Lesley Laird: SNP gave 'carte blanche' to a banker's budget

Shadow Scottish Secretary Lesley Laird writes exclusively for the Red Robin about the SNP's abstention on the 2018 Finance Bill:

When Stormzy railed against Theresa May at the Brit Awards he did so using his status as a performer to make a political point.

It was a powerful message and spoke to a generation raised on Tory myths of austerity. He was right to make it.

But what would the Brits audience have made of the fact that three people with them in the crowd were only there at all because they were ducking the chance to challenge that agenda using their status as elected politicians?

It's perhaps a little unfair of me to focus on the SNP's Brits delegation (oh, the irony) of Pete Wishart and Drew Hendry for being missing in action for the third reading of the Finance Bill – because the fact is that the SNP members were ALL absent.

Let that sink in. The SNP, the party of perpetual grievance, which rightly condemned this Budget for its £500million cut to the resource block grant over the next two years, decided not to oppose it after all.

Their spurious excuse for doing so was that the Budget resolved an earlier SNP Scottish Government blunder in centralising the police and fire services in Scotland without first securing an exemption from VAT.

Emboldened by the SNP's compliance, the Tories have chosen to give a windfall to bankers rather than invest in public services, tackle poverty or inequality or invest in our young people.

How cheaply the SNP's silence was bought – a resolution to the VAT farce going forward, but no refund of the millions already lost from police and fire budgets in the past four years.

Silence too on a Budget which, combined with earlier cuts to the bank levy by George Osborne, amounts to a £4.7billion bonanza for bankers.

The latest changes limit the amount that both foreign banks and domestic banks will have to pay.
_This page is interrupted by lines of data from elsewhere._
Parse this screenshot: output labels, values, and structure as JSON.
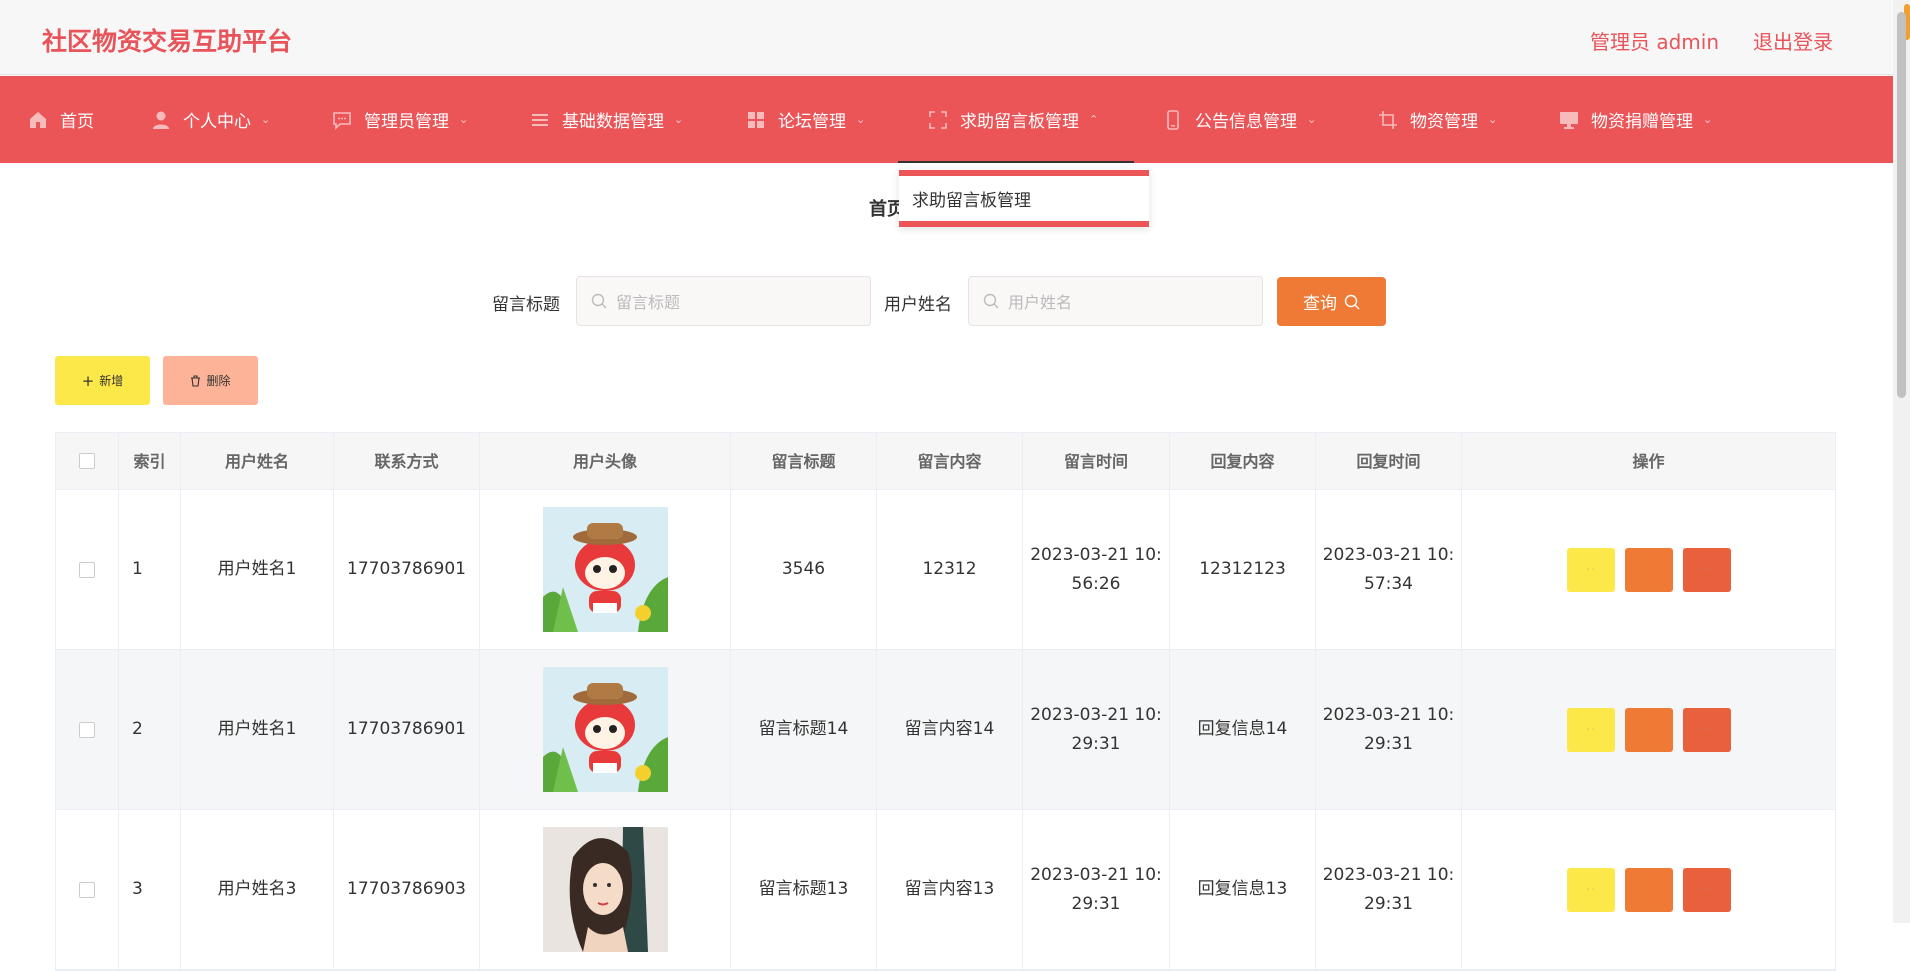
{
  "header": {
    "brand": "社区物资交易互助平台",
    "admin_label": "管理员 admin",
    "logout_label": "退出登录"
  },
  "nav": {
    "items": [
      {
        "label": "首页",
        "icon": "home-icon"
      },
      {
        "label": "个人中心",
        "icon": "user-icon"
      },
      {
        "label": "管理员管理",
        "icon": "chat-icon"
      },
      {
        "label": "基础数据管理",
        "icon": "list-icon"
      },
      {
        "label": "论坛管理",
        "icon": "grid-icon"
      },
      {
        "label": "求助留言板管理",
        "icon": "fullscreen-icon"
      },
      {
        "label": "公告信息管理",
        "icon": "mobile-icon"
      },
      {
        "label": "物资管理",
        "icon": "crop-icon"
      },
      {
        "label": "物资捐赠管理",
        "icon": "monitor-icon"
      }
    ],
    "dropdown_item": "求助留言板管理"
  },
  "breadcrumb": "首页",
  "search": {
    "title_label": "留言标题",
    "title_placeholder": "留言标题",
    "name_label": "用户姓名",
    "name_placeholder": "用户姓名",
    "query_label": "查询"
  },
  "toolbar": {
    "add_label": "新增",
    "delete_label": "删除"
  },
  "table": {
    "columns": [
      "索引",
      "用户姓名",
      "联系方式",
      "用户头像",
      "留言标题",
      "留言内容",
      "留言时间",
      "回复内容",
      "回复时间",
      "操作"
    ],
    "rows": [
      {
        "index": "1",
        "name": "用户姓名1",
        "phone": "17703786901",
        "avatar": "cartoon-fox-avatar",
        "title": "3546",
        "content": "12312",
        "time_date": "2023-03-21 10:",
        "time_clock": "56:26",
        "reply": "12312123",
        "reply_date": "2023-03-21 10:",
        "reply_clock": "57:34"
      },
      {
        "index": "2",
        "name": "用户姓名1",
        "phone": "17703786901",
        "avatar": "cartoon-fox-avatar",
        "title": "留言标题14",
        "content": "留言内容14",
        "time_date": "2023-03-21 10:",
        "time_clock": "29:31",
        "reply": "回复信息14",
        "reply_date": "2023-03-21 10:",
        "reply_clock": "29:31"
      },
      {
        "index": "3",
        "name": "用户姓名3",
        "phone": "17703786903",
        "avatar": "woman-portrait-avatar",
        "title": "留言标题13",
        "content": "留言内容13",
        "time_date": "2023-03-21 10:",
        "time_clock": "29:31",
        "reply": "回复信息13",
        "reply_date": "2023-03-21 10:",
        "reply_clock": "29:31"
      }
    ]
  },
  "colors": {
    "brand": "#e8545a",
    "nav_bg": "#eb5558",
    "query_btn": "#ef7a35",
    "add_btn": "#fde84a",
    "delete_btn": "#fdb397",
    "op_edit": "#fde84a",
    "op_detail": "#ef7a35",
    "op_delete": "#e8603c"
  }
}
So from 2021 UK banks will only pay the levy on their UK balance sheets.

This means that overseas activities of UK-headquartered banking groups will no longer be subject to the Bank Levy, as is the current case for foreign banks that pay the levy in the UK. This will mean even further falls in the revenue the Exchequer raises from the Bank levy.

The measures also include changes to the amount of UK equity and liabilities that are subject to the Bank Levy and which can be reduced in various circumstances, for example where a UK bank holds certain types of ‘loss absorbing’ investments in an overseas subsidiary.
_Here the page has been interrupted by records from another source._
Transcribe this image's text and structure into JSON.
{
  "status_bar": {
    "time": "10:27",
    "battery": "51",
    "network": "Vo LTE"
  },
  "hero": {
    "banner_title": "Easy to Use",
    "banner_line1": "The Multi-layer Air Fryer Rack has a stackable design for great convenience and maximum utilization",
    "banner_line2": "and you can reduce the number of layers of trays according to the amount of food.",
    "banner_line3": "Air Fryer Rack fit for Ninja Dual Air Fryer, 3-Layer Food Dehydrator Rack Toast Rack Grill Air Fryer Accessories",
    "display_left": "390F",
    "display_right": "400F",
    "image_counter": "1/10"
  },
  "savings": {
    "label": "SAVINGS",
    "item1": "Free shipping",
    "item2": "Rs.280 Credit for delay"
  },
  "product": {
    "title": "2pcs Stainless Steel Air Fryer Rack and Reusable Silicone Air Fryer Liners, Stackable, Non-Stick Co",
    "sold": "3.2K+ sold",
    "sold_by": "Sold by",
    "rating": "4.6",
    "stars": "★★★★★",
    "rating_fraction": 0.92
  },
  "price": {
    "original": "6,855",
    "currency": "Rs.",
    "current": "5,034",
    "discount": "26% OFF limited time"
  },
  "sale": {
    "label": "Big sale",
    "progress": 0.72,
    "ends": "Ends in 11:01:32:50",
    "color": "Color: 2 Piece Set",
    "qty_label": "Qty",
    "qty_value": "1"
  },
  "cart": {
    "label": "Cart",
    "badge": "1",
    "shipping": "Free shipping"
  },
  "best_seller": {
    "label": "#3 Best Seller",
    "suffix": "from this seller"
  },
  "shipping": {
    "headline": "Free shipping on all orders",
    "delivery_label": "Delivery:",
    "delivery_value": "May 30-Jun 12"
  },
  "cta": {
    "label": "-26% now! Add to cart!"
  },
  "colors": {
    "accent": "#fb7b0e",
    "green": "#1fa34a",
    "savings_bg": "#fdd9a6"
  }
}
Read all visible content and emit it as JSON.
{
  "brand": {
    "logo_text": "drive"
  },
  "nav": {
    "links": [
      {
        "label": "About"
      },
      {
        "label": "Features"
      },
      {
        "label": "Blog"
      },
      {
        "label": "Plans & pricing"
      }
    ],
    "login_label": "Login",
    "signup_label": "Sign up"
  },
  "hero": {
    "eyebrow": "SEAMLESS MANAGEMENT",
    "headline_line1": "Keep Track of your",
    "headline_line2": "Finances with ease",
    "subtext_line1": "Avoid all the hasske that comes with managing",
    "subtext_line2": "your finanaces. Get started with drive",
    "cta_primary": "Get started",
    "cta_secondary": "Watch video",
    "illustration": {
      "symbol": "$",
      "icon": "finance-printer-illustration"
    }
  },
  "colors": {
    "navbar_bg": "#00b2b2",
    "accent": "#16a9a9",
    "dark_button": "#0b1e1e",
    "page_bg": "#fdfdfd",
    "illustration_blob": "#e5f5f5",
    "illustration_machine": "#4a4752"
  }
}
And to cap it all the Government does not currently collect any information about which banks pay the levy and the amount they pay.

All very comforting for the banks, but out of kilter with former investment banker Ian Blackford's persona as the self-appointed savior of the branch network – in his constituency at least.

Silence too on the Tories' failure once again to publish an equality impact assessment of the measures contained in the Budget.

Under the Public Sector Equality Duty, all public bodies, including the Treasury, are obliged to have "due regard" to the impact of their policies on equality.

That has not happened, but research by the Equality and Human Rights Commission into the impact of tax and benefit changes since 2010, along with the impact of the National Living Wage modelled to 2020/21, has concluded that Women lose more than men from reforms at every income level.

Overall, women lose around £940 per year on average, more than double the losses of around £460 for men.

Women and ethnic minorities are bearing the brunt of low pay, cuts to in-work benefits, and from the public sector pay cap.

House of Commons analysis commissioned by Labour a year ago revealed that women continue to be hit six times harder than men by government policies.

The message the dad-dancing Brits duo were presumably hoping to send young voters was that they were on their side.

Yet young people are suffering from a widening pay gap between the under and over-24s – increased by age distinctions in the Tories’ so-called National Living Wage which this Budget does nothing to address.

Nicola Sturgeon has been vocal in her demand for the powers to tackle tax avoidance, yet gave her MPs carte blanche to abstain on a Finance Bill which  failed to confront the problem at a Westminster level. Once again more concerned with where action is taken rather than what action is taken.

Silence on the Budget's failure to address the productivity crisis, to address our stagnating economy and to crack down on tax avoidance.

Silence on a Budget which had done nothing to pause or properly mitigate the indecently hasty rollout of Universal Credit and silence on a Budget with no provision for a windfall tax on PFI contractors.

And then all this deafening silence was broken by the howls of indignation from SNP MPs when they were called out for this rank hypocrisy.

Let there no longer be any doubt – there is only one party standing up to austerity at Westminster and at Holyrood and it is not the SNP.

Opposing austerity means not rolling over for the Tories to tickle your tummy and throw you a few scraps.

It means offering a principled alternative, not a watered down version of a bankrupt agenda.

But on a more basic level it means simply doing your job as an opposition MP.

That's a lot trickier than manufacturing incoherent grievance or listening to musicians doing your job for you, but in the world of grown-up politics, it might just change something.